Her taraftan sıkıştırılıyoruz. Zaten ilanlarımız azdı, şimdi en küçük gazeteleri dahi kapsayan ilan "kampanyalarında" bile Taraf'ın adının üstünü çiziyorlar. Gelirlerimiz çok düşük. Hiçbir para kaynağımız yok. Arkadaşlarımızın maaşlarını ödemekte zorluk çekiyoruz.
Bu gazetede çalışan insanlar, bağımsız bir gazetede çalışmanın mesleki hazzını ve onurunu hissederek ama gerçekten büyük sıkıntılara katlanarak çalışıyorlar.
Sorunları "tensikat" yaparak aşmayı düşünmedik, düşünmeyiz. Biz bir aile gibi başladık, öyle de devam edeceğiz. Okurlarımızın çoğunluğunun durumunun da bizden daha iyi olmadığını tahmin ettiğimizden fiyatımızı artırmayı en son ana kadar geciktirmeye uğraşıyoruz.

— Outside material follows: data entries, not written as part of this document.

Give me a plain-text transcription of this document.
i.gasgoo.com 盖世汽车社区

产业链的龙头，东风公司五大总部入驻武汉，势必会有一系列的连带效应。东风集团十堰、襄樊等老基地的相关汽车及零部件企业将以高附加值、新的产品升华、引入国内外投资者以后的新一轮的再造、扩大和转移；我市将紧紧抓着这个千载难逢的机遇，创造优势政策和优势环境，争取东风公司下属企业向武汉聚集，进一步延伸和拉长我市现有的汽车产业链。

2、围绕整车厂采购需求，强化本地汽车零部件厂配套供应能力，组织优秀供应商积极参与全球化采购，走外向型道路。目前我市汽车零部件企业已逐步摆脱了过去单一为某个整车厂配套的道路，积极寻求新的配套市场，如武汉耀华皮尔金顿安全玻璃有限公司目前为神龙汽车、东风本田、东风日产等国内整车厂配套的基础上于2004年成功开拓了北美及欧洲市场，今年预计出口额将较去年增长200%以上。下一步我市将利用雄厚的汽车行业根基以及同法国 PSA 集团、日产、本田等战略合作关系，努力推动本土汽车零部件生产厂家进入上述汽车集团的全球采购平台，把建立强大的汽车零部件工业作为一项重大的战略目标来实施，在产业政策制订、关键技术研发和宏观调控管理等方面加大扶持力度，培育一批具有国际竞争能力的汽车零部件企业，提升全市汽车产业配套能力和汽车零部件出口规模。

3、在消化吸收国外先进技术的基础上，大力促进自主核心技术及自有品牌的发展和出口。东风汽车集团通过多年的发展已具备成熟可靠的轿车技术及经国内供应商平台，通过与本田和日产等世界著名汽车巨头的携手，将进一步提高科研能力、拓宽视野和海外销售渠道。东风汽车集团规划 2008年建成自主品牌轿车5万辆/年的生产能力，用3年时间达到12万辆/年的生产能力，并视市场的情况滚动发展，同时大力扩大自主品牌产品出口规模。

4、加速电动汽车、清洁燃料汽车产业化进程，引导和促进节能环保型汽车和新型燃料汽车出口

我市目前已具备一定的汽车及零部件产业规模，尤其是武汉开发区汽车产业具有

Yapabileceğimiz tek bir şey var. O da her gün verdiğimiz kültür-sanat ekini kaldırmak ve maliyetlerimizi böylece azaltmak. Onun yerine bu haftadan itibaren her pazar 32 sayfalık bir kültür-sanat eki vereceğiz.
Bir de içinde bulunduğumuz sıkıntıyla çelişen iyi bir haber verelim. Bir gazete, Alkım yayınlarına ısmarladığı Yüz Temel Eseri almaktan vazgeçti. O kitaplar elimizde. Önümüzdeki haftadan itibaren "her yedi kupona on kitap" esasıyla kitapları okuyucularımıza dağıtacağız. Belki bu kampanyayla, bize ilan vermekten çekinen "dostlarımız" biraz cesaret bulur gibi bir ümit de besliyoruz. Belki okuyucularımız arasından küçük ilanlar verenler de çıkar.
Ayrıca kendimize ortak da arıyoruz. Anlayacağınız, kolay teslim olmayacağız. Aksaklıklarımız, eksikliklerimiz var ama bu iyi bir gazete. Gerçekleri söyleyen dürüst bir gazete. Böyle bir gazete lazım bu ülkeye. Daha ilk yılında, kırk binle doksan bin arasında değişen bir satış aralığına oturmayı başaran, haberleriyle Türkiye gündemini belirleyen bu gazeteyi yaşatmak için elimizden gelen her şeyi yapacağız. Şu darboğazı aşabilirsek geleceğin çok umut verici olduğunu biliyoruz çünkü.